Une bande dessinée préhistorique vient d'être découverte en Indonésie. Puisqu'en France, les bandes dessinées sont appréciées, je viens vous proposer de la lire avec moi.

Depuis combien de temps aime-t-on la bande dessinée en France? Dès 38000 ans avant le présent possiblement, dans la grotte Chauvet en Ardèche, des artistes aurignaciens ont dessiné au fusain des scènes de la vie des animaux (dangereux) les entourant. Leurs compositions, qui sont expressives, comportent des effets de perspective et de mouvement, et témoignent d'une maîtrise spectaculaire. Comme, par ailleurs, les découvertes d'art pariétal ou même d'art préhistorique avaient été surtout européennes, l'Europe (du sud-ouest) est longtemps passé pour la seule province d'art pariétal et d'art figuratif ancien au monde. Bref, Tout indiquait que la bande dessinées avait été inventées en Europe, voire en France.
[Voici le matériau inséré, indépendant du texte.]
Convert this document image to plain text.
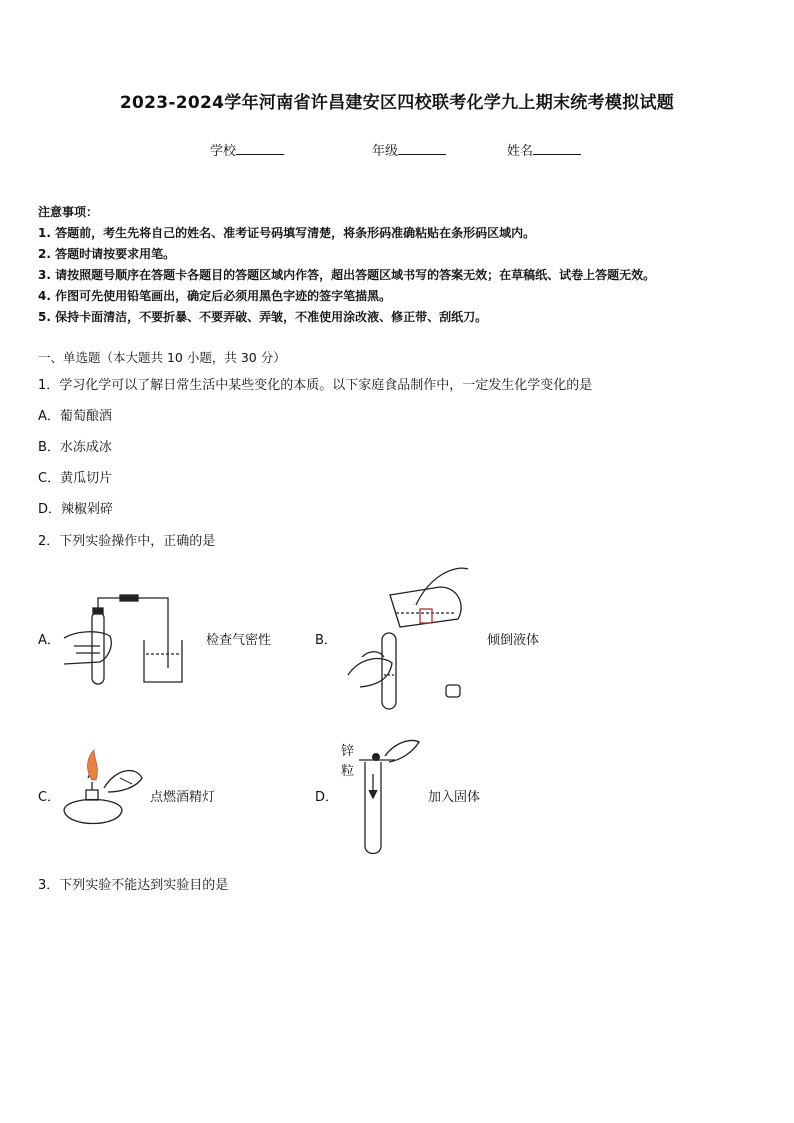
2023-2024学年河南省许昌建安区四校联考化学九上期末统考模拟试题
学校	年级	姓名
注意事项：
1. 答题前，考生先将自己的姓名、准考证号码填写清楚，将条形码准确粘贴在条形码区域内。
2. 答题时请按要求用笔。
3. 请按照题号顺序在答题卡各题目的答题区域内作答，超出答题区域书写的答案无效；在草稿纸、试卷上答题无效。
4. 作图可先使用铅笔画出，确定后必须用黑色字迹的签字笔描黑。
5. 保持卡面清洁，不要折暴、不要弄破、弄皱，不准使用涂改液、修正带、刮纸刀。
一、单选题（本大题共 10 小题，共 30 分）
1．学习化学可以了解日常生活中某些变化的本质。以下家庭食品制作中，一定发生化学变化的是
A．葡萄酿酒
B．水冻成冰
C．黄瓜切片
D．辣椒剁碎
2．下列实验操作中，正确的是
A．	检查气密性	B．	倾倒液体
C．	点燃酒精灯	D．
锌
粒
加入固体
3．下列实验不能达到实验目的是
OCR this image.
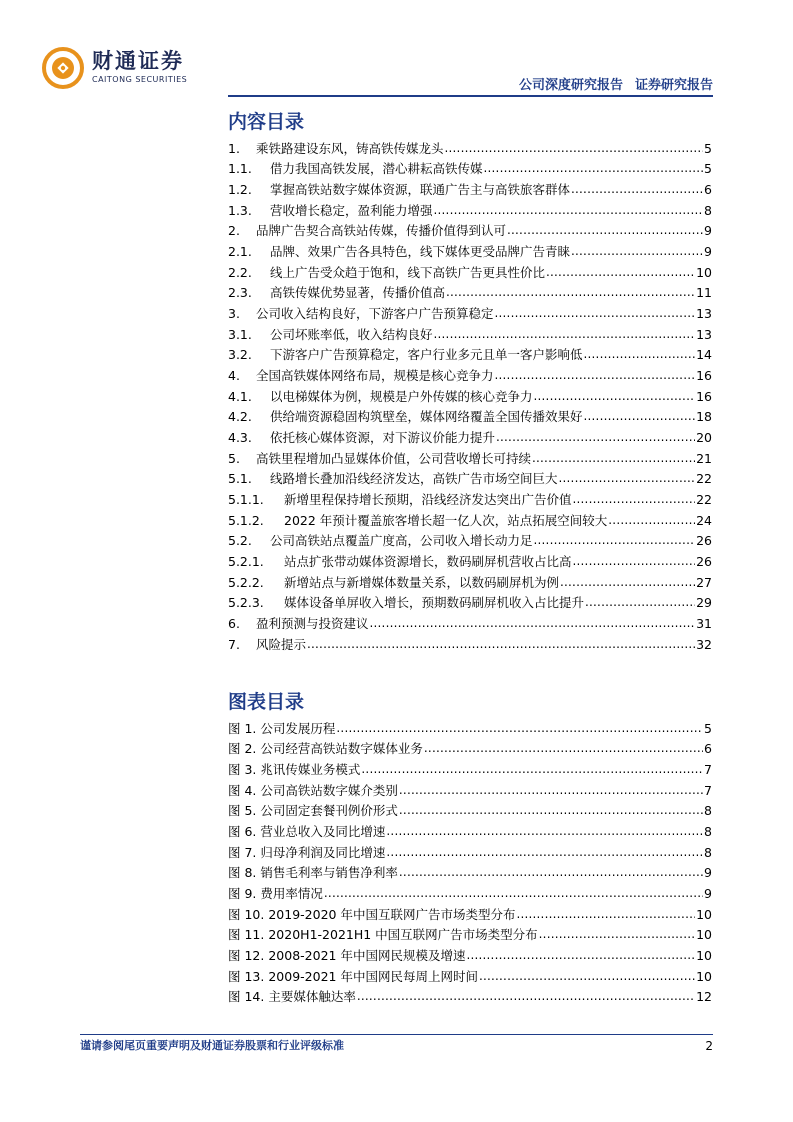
财通证券
CAITONG SECURITIES	公司深度研究报告 证券研究报告
内容目录
1.	乘铁路建设东风，铸高铁传媒龙头 .....	5
1.1.	借力我国高铁发展，潜心耕耘高铁传媒 .....	5
1.2.	掌握高铁站数字媒体资源，联通广告主与高铁旅客群体 .....	6
1.3.	营收增长稳定，盈利能力增强 .....	8
2.	品牌广告契合高铁站传媒，传播价值得到认可 .....	9
2.1.	品牌、效果广告各具特色，线下媒体更受品牌广告青睐 .....	9
2.2.	线上广告受众趋于饱和，线下高铁广告更具性价比 .....	10
2.3.	高铁传媒优势显著，传播价值高 .....	11
3.	公司收入结构良好，下游客户广告预算稳定 .....	13
3.1.	公司坏账率低，收入结构良好 .....	13
3.2.	下游客户广告预算稳定，客户行业多元且单一客户影响低 .....	14
4.	全国高铁媒体网络布局，规模是核心竞争力 .....	16
4.1.	以电梯媒体为例，规模是户外传媒的核心竞争力 .....	16
4.2.	供给端资源稳固构筑壁垒，媒体网络覆盖全国传播效果好 .....	18
4.3.	依托核心媒体资源，对下游议价能力提升 .....	20
5.	高铁里程增加凸显媒体价值，公司营收增长可持续 .....	21
5.1.	线路增长叠加沿线经济发达，高铁广告市场空间巨大 .....	22
5.1.1.	新增里程保持增长预期，沿线经济发达突出广告价值 .....	22
5.1.2.	2022 年预计覆盖旅客增长超一亿人次，站点拓展空间较大 .....	24
5.2.	公司高铁站点覆盖广度高，公司收入增长动力足 .....	26
5.2.1.	站点扩张带动媒体资源增长，数码刷屏机营收占比高 .....	26
5.2.2.	新增站点与新增媒体数量关系，以数码刷屏机为例 .....	27
5.2.3.	媒体设备单屏收入增长，预期数码刷屏机收入占比提升 .....	29
6.	盈利预测与投资建议 .....	31
7.	风险提示 .....	32
图表目录
图 1. 公司发展历程 .....	5
图 2. 公司经营高铁站数字媒体业务 .....	6
图 3. 兆讯传媒业务模式 .....	7
图 4. 公司高铁站数字媒介类别 .....	7
图 5. 公司固定套餐刊例价形式 .....	8
图 6. 营业总收入及同比增速 .....	8
图 7. 归母净利润及同比增速 .....	8
图 8. 销售毛利率与销售净利率 .....	9
图 9. 费用率情况 .....	9
图 10. 2019-2020 年中国互联网广告市场类型分布 .....	10
图 11. 2020H1-2021H1 中国互联网广告市场类型分布 .....	10
图 12. 2008-2021 年中国网民规模及增速 .....	10
图 13. 2009-2021 年中国网民每周上网时间 .....	10
图 14. 主要媒体触达率 .....	12
谨请参阅尾页重要声明及财通证券股票和行业评级标准	2
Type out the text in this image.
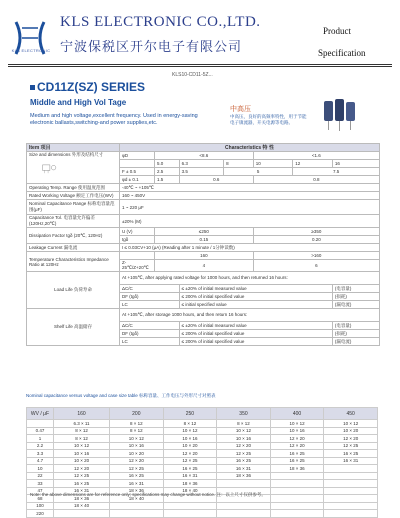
KLS ELECTRONIC
KLS ELECTRONIC CO.,LTD.
宁波保税区开尔电子有限公司
Product
Specification
KLS10-CD11-5Z...
CD11Z(SZ) SERIES
Middle and High Vol Tage
Medium and high voltage,excellent frequency. Used in energy-saving electronic ballasts,switching-and power supplies,etc.
中高压
中高压，良好的高频率特性，用于节能电子镇流器，开关电源等电路。
Item 项目	Characteristics 特 性						
Size and dimensions 外形及结构尺寸	φD	<8.6			<1.6		
		5.0	6.3	8	10	12	16
	F ± 0.5	2.5	3.5	5		7.5	
	φd ± 0.1	1.5	0.6		0.8		
Operating Temp. Range 使用温度范围	-40℃ ~ +105℃						
Rated Working Voltage 额定工作电压(WV)	160 ~ 450V						
Nominal Capacitance Range 标称电容量范围(μF)	1 ~ 220 μF						
Capacitance Tol. 电容量允许偏差(120Hz,20℃)	±20% (M)						
Dissipation Factor tgδ (20℃, 120Hz)	U (V)	≤250			≥350		
	tgδ	0.15			0.20		
Leakage Current 漏电流	I ≤ 0.03CV+10 (μA) (Reading after 1 minute / 1分钟读数)						
Temperature Characteristics Impedance Ratio at 120Hz		160			>160		
	Z-25℃/Z+20℃	4			6		
Load Life 负荷寿命	At +105℃, after applying rated voltage for 1000 hours, and then returned 16 hours:						
	ΔC/C		≤ ±20% of initial measured value				(电容量)
	DF (tgδ)		≤ 200% of initial specified value				(损耗)
	LC		≤ initial specified value				(漏电流)
Shelf Life 高温储存	At +105℃, after storage 1000 hours, and then return 16 hours:						
	ΔC/C		≤ ±20% of initial measured value				(电容量)
	DF (tgδ)		≤ 200% of initial specified value				(损耗)
	LC		≤ 200% of initial specified value				(漏电流)
Nominal capacitance versus voltage and case size table 标称容量、工作电压与外形尺寸对照表
WV / μF	160	200	250	350	400	450
	6.3 × 11	8 × 12	8 × 12	8 × 12	10 × 12	10 × 12
0.47	8 × 12	8 × 12	10 × 12	10 × 12	10 × 16	10 × 20
1	8 × 12	10 × 12	10 × 16	10 × 16	12 × 20	12 × 20
2.2	10 × 12	10 × 16	10 × 20	12 × 20	12 × 20	12 × 25
3.3	10 × 16	10 × 20	12 × 20	12 × 25	16 × 25	16 × 25
4.7	10 × 20	12 × 20	12 × 25	16 × 25	16 × 25	16 × 31
10	12 × 20	12 × 25	16 × 25	16 × 31	18 × 36	
22	12 × 25	16 × 25	16 × 31	18 × 36		
33	16 × 25	16 × 31	18 × 36			
47	16 × 31	18 × 36	18 × 40			
68	18 × 36	18 × 40				
100	18 × 40					
220						
Note: the above dimensions are for reference only; specifications may change without notice. 注：以上尺寸仅供参考。
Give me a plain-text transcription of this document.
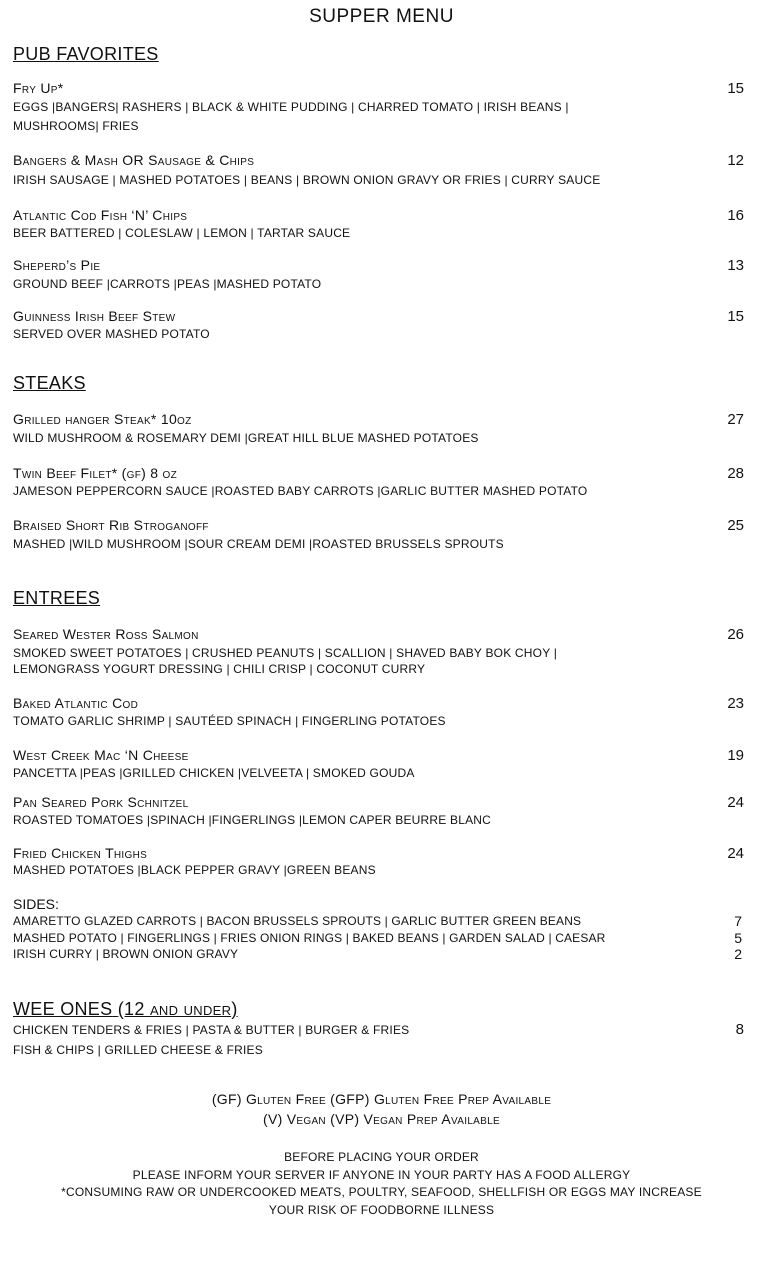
SUPPER MENU
PUB FAVORITES
Fry Up*	15
EGGS |BANGERS| RASHERS | BLACK & WHITE PUDDING | CHARRED TOMATO | IRISH BEANS |
MUSHROOMS| FRIES
Bangers & Mash OR Sausage & Chips	12
IRISH SAUSAGE | MASHED POTATOES | BEANS | BROWN ONION GRAVY OR FRIES | CURRY SAUCE
Atlantic Cod Fish ‘N’ Chips	16
BEER BATTERED | COLESLAW | LEMON | TARTAR SAUCE
Sheperd’s Pie	13
GROUND BEEF |CARROTS |PEAS |MASHED POTATO
Guinness Irish Beef Stew	15
SERVED OVER MASHED POTATO
STEAKS
Grilled hanger Steak* 10oz	27
WILD MUSHROOM & ROSEMARY DEMI |GREAT HILL BLUE MASHED POTATOES
Twin Beef Filet* (gf) 8 oz	28
JAMESON PEPPERCORN SAUCE |ROASTED BABY CARROTS |GARLIC BUTTER MASHED POTATO
Braised Short Rib Stroganoff	25
MASHED |WILD MUSHROOM |SOUR CREAM DEMI |ROASTED BRUSSELS SPROUTS
ENTREES
Seared Wester Ross Salmon	26
SMOKED SWEET POTATOES | CRUSHED PEANUTS | SCALLION | SHAVED BABY BOK CHOY |
LEMONGRASS YOGURT DRESSING | CHILI CRISP | COCONUT CURRY
Baked Atlantic Cod	23
TOMATO GARLIC SHRIMP | SAUTÉED SPINACH | FINGERLING POTATOES
West Creek Mac ‘N Cheese	19
PANCETTA |PEAS |GRILLED CHICKEN |VELVEETA | SMOKED GOUDA
Pan Seared Pork Schnitzel	24
ROASTED TOMATOES |SPINACH |FINGERLINGS |LEMON CAPER BEURRE BLANC
Fried Chicken Thighs	24
MASHED POTATOES |BLACK PEPPER GRAVY |GREEN BEANS
SIDES:
AMARETTO GLAZED CARROTS | BACON BRUSSELS SPROUTS | GARLIC BUTTER GREEN BEANS	7
MASHED POTATO | FINGERLINGS | FRIES ONION RINGS | BAKED BEANS | GARDEN SALAD | CAESAR	5
IRISH CURRY | BROWN ONION GRAVY	2
WEE ONES (12 and under)
CHICKEN TENDERS & FRIES | PASTA & BUTTER | BURGER & FRIES	8
FISH & CHIPS | GRILLED CHEESE & FRIES
(GF) Gluten Free (GFP) Gluten Free Prep Available
(V) Vegan (VP) Vegan Prep Available
BEFORE PLACING YOUR ORDER
PLEASE INFORM YOUR SERVER IF ANYONE IN YOUR PARTY HAS A FOOD ALLERGY
*CONSUMING RAW OR UNDERCOOKED MEATS, POULTRY, SEAFOOD, SHELLFISH OR EGGS MAY INCREASE
YOUR RISK OF FOODBORNE ILLNESS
Normal que nous en soyons les principaux amateurs… Et puis, tout a changé.

La bande dessinée, invention indonésienne?

Au début de l'année 2019, le préhistorien québécois Maxime Aubert et son collègue Adam Brumm, tous deux de l’université Griffith en Australie et son équipe de collègues indonésiens et australiens nous ont appris que des peintures figuratives parmi les plus anciennes de l'humanité se trouvaient à Bornéo dans la grotte de Lubang Jeriji Saléh de cette grande île indonésienne. La datation par l'uranium-thorium de la calcite recouvrant partiellement la représentation dans des tons oranges d'un gros animal avait conduit à la date «d'au moins 40000 ans »:

Dans la grotte de Lubang Jeriji Saléh, un panneau peint datant de 40000 ans. (C:Pierre-Henri Fage)

Auparavant, dès 2014, la même équipe avait déjà établi que l'art pariétal des grottes du karst de Maros-Pangkep au sud des Célèbes, datait aussi d'environ 40000 ans (ou d'un peu moins). Cette découverte et celle de peinture de même âge à Bornéo ont rendu certain que l'on pratiquait de façon courante l’art pariétal en Indonésie il y a environ 50 000 à 40 000 ans, soit un peu avant l’art figuratif d’Europe du Paléolithique supérieur (les derniers 50000 ou 40000 ans, suivant les définitions).

Le réflexe universel des préhistoriens est de reconnaître dans cet art un comportement moderne en termes cognitifs, et de l'associer aux vagues successives d'Homo sapiens venues coloniser cette partie de l'Eurasie. Il y a quelque 50000 ans, le niveau de l'océan était en effet alors 80 mètres plus bas, de sorte qu'une partie de l'Indonésie, dont Bornéo, faisait partie de l'extrémité orientale de l'Eurasie:

L'Indonésie quand l'océan mondial était quelque 130 mètres plus bas. (C: PLS)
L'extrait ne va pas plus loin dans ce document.